The orbit of the planet Mercury around the Sun is in elliptical shape with the sun at a focus. The semi major axis is of length 36 million miles and the eccentricity of the orbit is 0.206. Find:
$\left( i \right)$ How close the mercury gets to the Sun?
$\left( {ii} \right)$ The greatest possible distance between Mercury and Sun.

Answer 1

Hint: In this particular types of question use the concept that in a ellipse the length of the major axis = 2a, and the length of the minor axis = 2b, (e) is the eccentricity and the coordinates of the focus is (ae, 0) and (-ae, 0) so use these concepts to reach the solution of the question.
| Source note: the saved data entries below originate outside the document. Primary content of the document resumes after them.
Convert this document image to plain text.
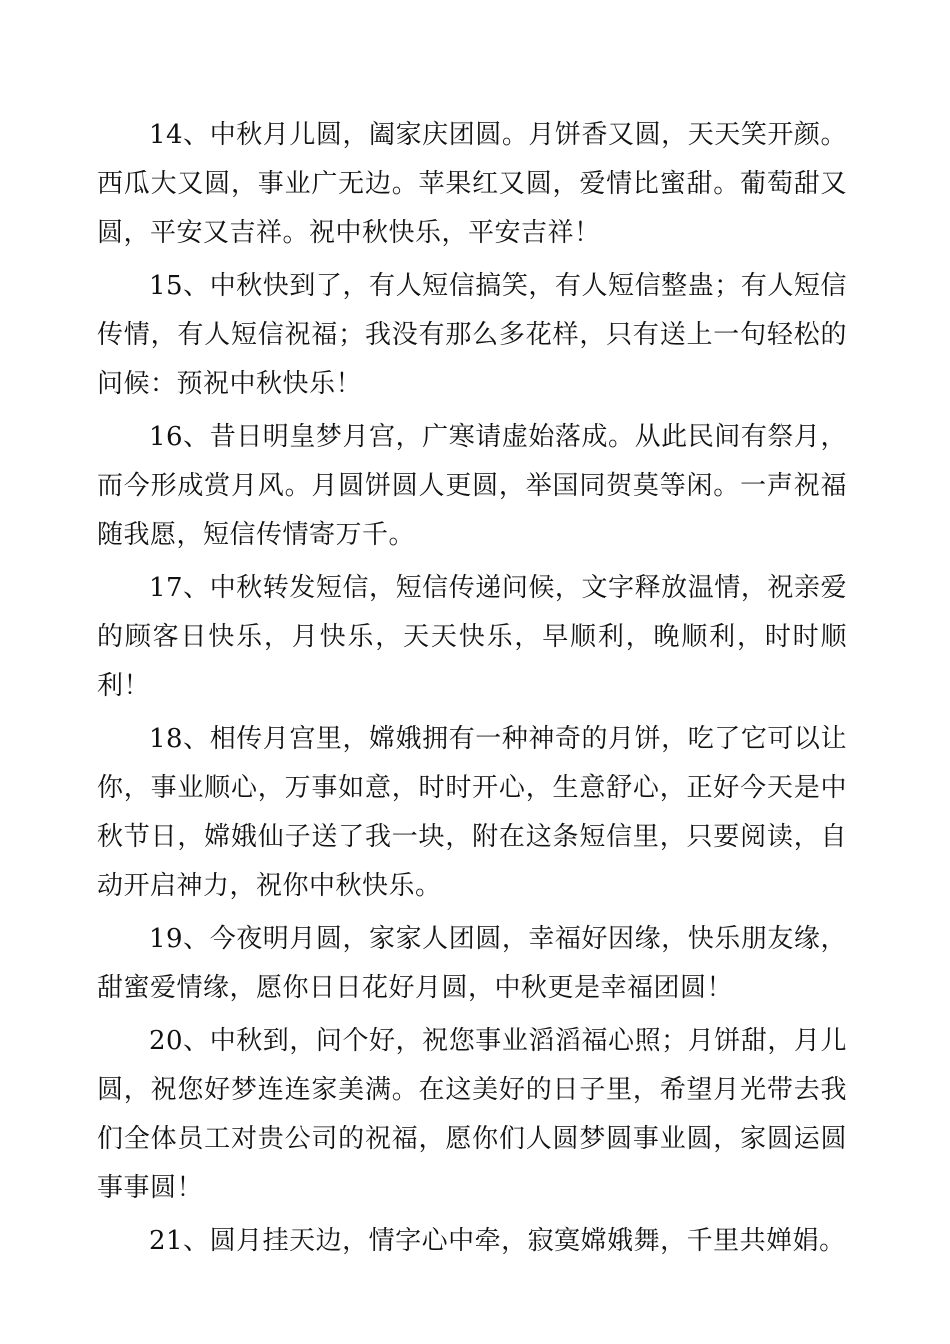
14、中秋月儿圆，阖家庆团圆。月饼香又圆，天天笑开颜。西瓜大又圆，事业广无边。苹果红又圆，爱情比蜜甜。葡萄甜又圆，平安又吉祥。祝中秋快乐，平安吉祥！

15、中秋快到了，有人短信搞笑，有人短信整蛊；有人短信传情，有人短信祝福；我没有那么多花样，只有送上一句轻松的问候：预祝中秋快乐！

16、昔日明皇梦月宫，广寒请虚始落成。从此民间有祭月，而今形成赏月风。月圆饼圆人更圆，举国同贺莫等闲。一声祝福随我愿，短信传情寄万千。

17、中秋转发短信，短信传递问候，文字释放温情，祝亲爱的顾客日快乐，月快乐，天天快乐，早顺利，晚顺利，时时顺利！

18、相传月宫里，嫦娥拥有一种神奇的月饼，吃了它可以让你，事业顺心，万事如意，时时开心，生意舒心，正好今天是中秋节日，嫦娥仙子送了我一块，附在这条短信里，只要阅读，自动开启神力，祝你中秋快乐。

19、今夜明月圆，家家人团圆，幸福好因缘，快乐朋友缘，甜蜜爱情缘，愿你日日花好月圆，中秋更是幸福团圆！

20、中秋到，问个好，祝您事业滔滔福心照；月饼甜，月儿圆，祝您好梦连连家美满。在这美好的日子里，希望月光带去我们全体员工对贵公司的祝福，愿你们人圆梦圆事业圆，家圆运圆事事圆！

21、圆月挂天边，情字心中牵，寂寞嫦娥舞，千里共婵娟。
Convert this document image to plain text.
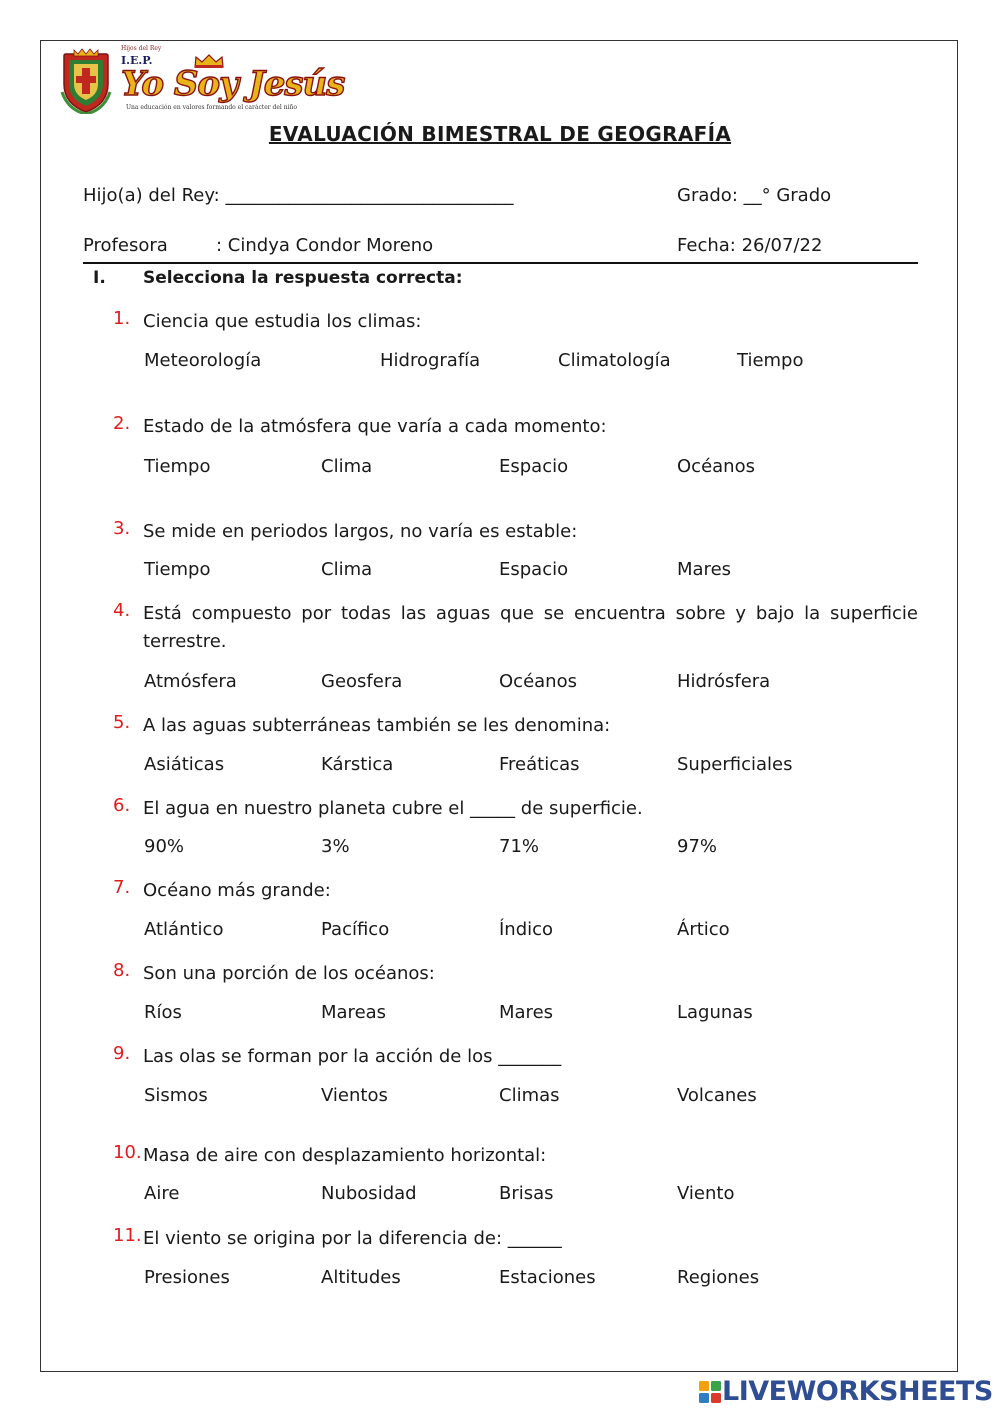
Hijos del Rey
I.E.P.
Yo Soy Jesús
Una educación en valores formando el carácter del niño
EVALUACIÓN BIMESTRAL DE GEOGRAFÍA
Hijo(a) del Rey: ________________________________	Grado: __° Grado
Profesora	: Cindya Condor Moreno	Fecha: 26/07/22
I. Selecciona la respuesta correcta:
1. Ciencia que estudia los climas:
Meteorología	Hidrografía	Climatología	Tiempo
2. Estado de la atmósfera que varía a cada momento:
Tiempo	Clima	Espacio	Océanos
3. Se mide en periodos largos, no varía es estable:
Tiempo	Clima	Espacio	Mares
4. Está compuesto por todas las aguas que se encuentra sobre y bajo la superficie terrestre.
Atmósfera	Geosfera	Océanos	Hidrósfera
5. A las aguas subterráneas también se les denomina:
Asiáticas	Kárstica	Freáticas	Superficiales
6. El agua en nuestro planeta cubre el _____ de superficie.
90%	3%	71%	97%
7. Océano más grande:
Atlántico	Pacífico	Índico	Ártico
8. Son una porción de los océanos:
Ríos	Mareas	Mares	Lagunas
9. Las olas se forman por la acción de los _______
Sismos	Vientos	Climas	Volcanes
10. Masa de aire con desplazamiento horizontal:
Aire	Nubosidad	Brisas	Viento
11. El viento se origina por la diferencia de: ______
Presiones	Altitudes	Estaciones	Regiones
LIVEWORKSHEETS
Complete step by step solution:

Description of the above diagram:
O is the center of the ellipse, AA’ is the semi major axis and BB’ is the semi minor axis and F and F’ are the focus of the ellipse.
The length of the major axis = 2a, and the length of the minor axis = 2b, (e) is the eccentricity as shown in the figure.
So length of semi major axis is = a, and length of semi minor axis = b
The coordinates of the focus is (ae, 0) and (-ae, 0) as shown in the figure.
Now the orbit of the planet Mercury is elliptical as shown in the figure, and the Sun is at one of the focus.
Let the Sun is at focus F’ as shown in the figure.
Now it is given that length of semi major axis is of length 36 million miles, and the eccentricity = 0.206
Therefore, a = 36 million miles and e = 0.206.
$\left( i \right)$ How close the mercury gets to the Sun?
Now from the figure it is clear that the closest distance of the mercury from the Sun is when Mercury is at point F’.
So the closest distance is F’A’.
Now as we all know that from origin the point (A) and (A’) are at equal distance so, OA = OA’ = (2a/2) = a.
And the distance of point F’ from the origin is ae.
Therefore, OF’ = ae.
So from the figure the distance A’F’ = OA’ – OF’
Now substitute the variables we have,
$ \Rightarrow A'F' = a - ae$
Now substitute the values we have,
$ \Rightarrow A'F' = 36\left( {1 - 0.206} \right)$
Now simplify this we have,
$ \Rightarrow A'F' = 36\left( {0.794} \right) = 28.584$ Million miles.
$\left( {ii} \right)$ The greatest possible distance between Mercury and Sun.
So from the figure it is clear that the greatest possible distance between Mercury and Sun is = F’A
Therefore from the figure, F’A = OA + OF’
Now substitute the variables we have,
$ \Rightarrow F'A = a + ae$
Now substitute the values we have,
\[ \Rightarrow F'A = 36\left( {1 + 0.206} \right)\]
Now simplify this we have,
$ \Rightarrow F'A = 36\left( {1.206} \right) = 43.416$ Million miles.
So this is the required answer.

Note: Whenever we face such types of questions the key concept we have to remember is that if one object is on one of the focus (say F’) of the ellipse and the other object is on the circumference of the ellipse then the greatest and smallest distance between these objects is the distance between the focus and the end points of the semi major axis.